とくにIT分野の知識や用語に不安がある場合、独学よりもはるかに学習が捗るでしょう。実務にも生かせる内容が詰まっているため、資格取得だけでなくスキルアップにもつながります。
| セミナー名 | ITパスポート試験対策セミナー |
|---|---|
| 運営元 | GETT Proskill(ゲット プロスキル) |
| 価格(税込) | 0円(無料キャンペーン中) |
| 開催期間 | 2日間 |
| 受講形式 | 対面(東京)・ライブウェビナー・eラーニング |
学習時間を習慣化し毎日少しずつ進める
ITパスポートに合格するには、まとまった勉強時間よりも「毎日少しずつ継続すること」が大きな差になります。特にITパスポートは、ストラテジ系・マネジメント系・テクノロジ系の3分野すべてで300点以上を取らなければ合格にならないため、特定の分野だけに偏ると得点不足になりやすいです。

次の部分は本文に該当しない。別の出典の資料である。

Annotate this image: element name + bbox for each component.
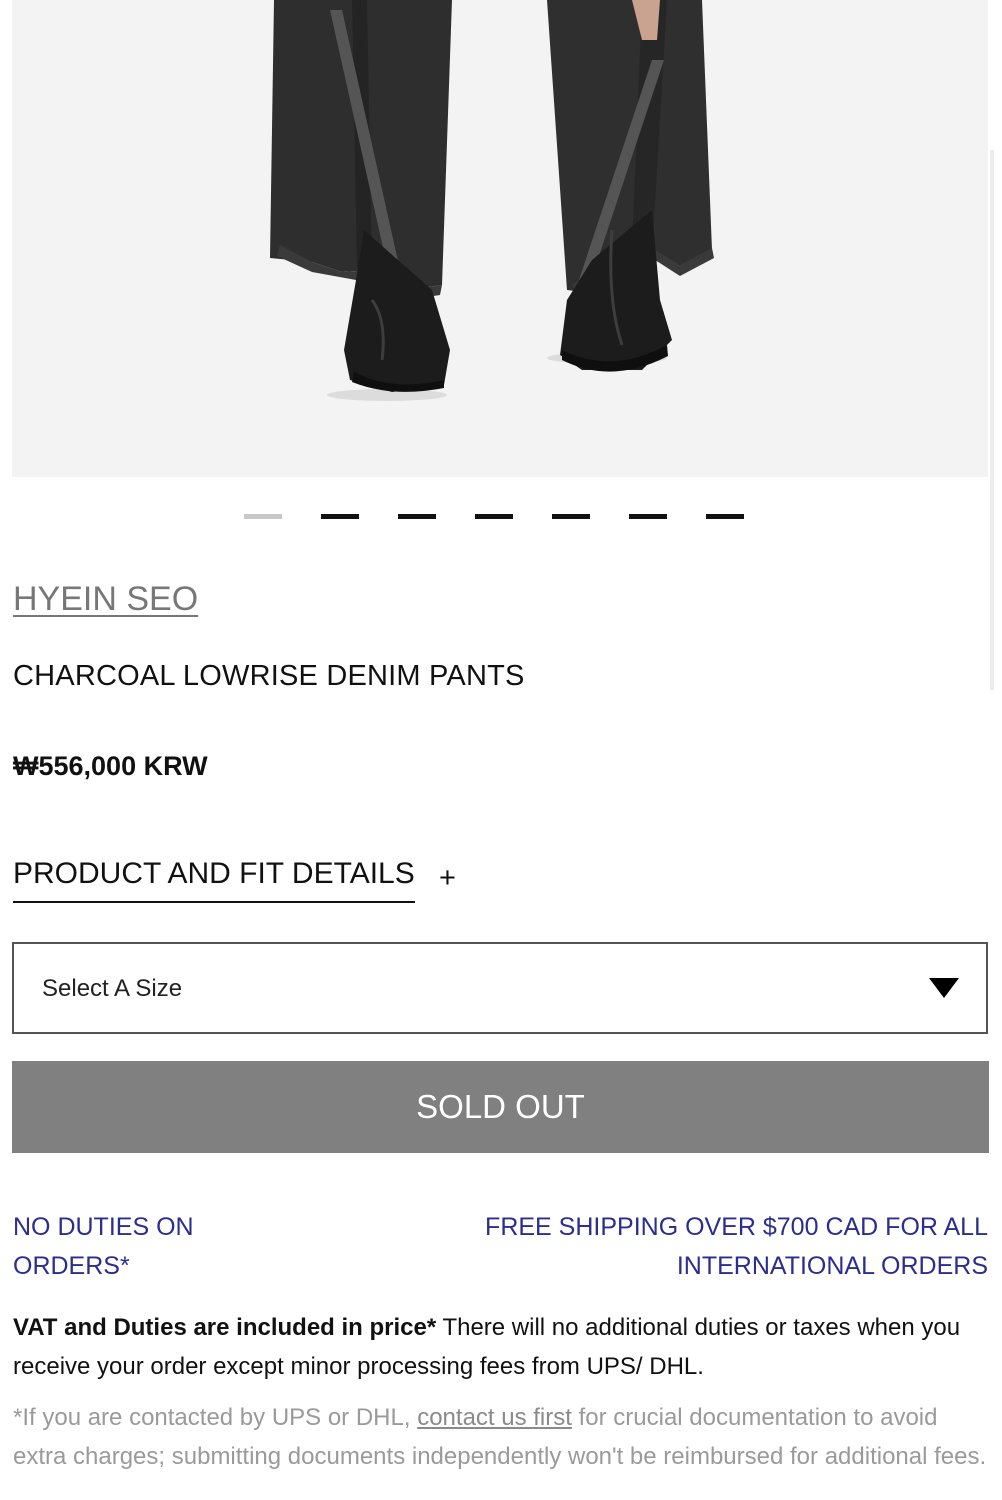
scroll-indicator [990,150,994,690]
carousel-dot[interactable] [552,514,590,519]
size-select-value: Select A Size [42,975,183,1002]
carousel-dot[interactable] [475,514,513,519]
free-shipping-notice: FREE SHIPPING OVER $700 CAD FOR ALL INTE… [485,1213,988,1280]
fine-print-prefix: *If you are contacted by UPS or DHL, [13,1404,418,1431]
carousel-indicators [0,514,1002,522]
product-price: ₩556,000 KRW [13,751,208,781]
plus-icon[interactable]: + [439,862,456,895]
brand-link[interactable]: HYEIN SEO [13,580,198,619]
product-title: CHARCOAL LOWRISE DENIM PANTS [13,660,525,692]
no-duties-notice: NO DUTIES ON ORDERS* [13,1213,194,1280]
caret-down-icon [929,978,959,998]
carousel-dot[interactable] [321,514,359,519]
carousel-dot[interactable] [244,514,282,519]
fine-print: *If you are contacted by UPS or DHL, con… [13,1398,988,1476]
product-details-toggle[interactable]: PRODUCT AND FIT DETAILS [13,857,415,903]
product-image[interactable] [12,0,988,477]
size-select[interactable]: Select A Size [12,942,988,1034]
vat-note: VAT and Duties are included in price* Th… [13,1308,988,1386]
carousel-dot[interactable] [398,514,436,519]
vat-note-bold: VAT and Duties are included in price* [13,1314,437,1341]
carousel-dot[interactable] [706,514,744,519]
sold-out-button[interactable]: SOLD OUT [12,1061,989,1153]
carousel-dot[interactable] [629,514,667,519]
contact-us-link[interactable]: contact us first [417,1404,572,1431]
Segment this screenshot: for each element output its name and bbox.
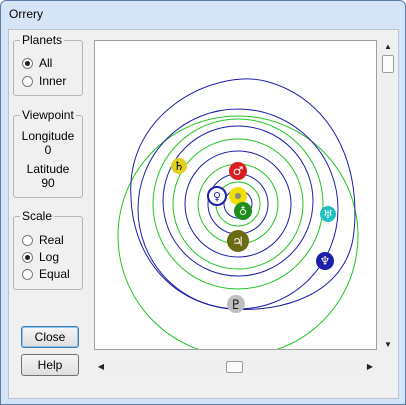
- scale-real-label: Real: [39, 233, 64, 247]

短時間でも構わないので、毎日触れて理解を積み上げる習慣が最も合格に近い方法です。なお、ITパスポートの試験対策については、以下の記事も参考になるので、ぜひご一読ください。
ITパスポートの合格率と難易度についてまとめ
ITパスポートは一見ハードルが高く見えますが、試験の特徴を理解し、計画的に学習すれば十分に狙える資格です。合格率は年度によって変動するものの、基礎から丁寧に積み上げれば確実に力がつきます。
これから受験を考える方は、まず無理のない学習計画を立てつつ、確実に理解を積み上げていくことを意識しましょう。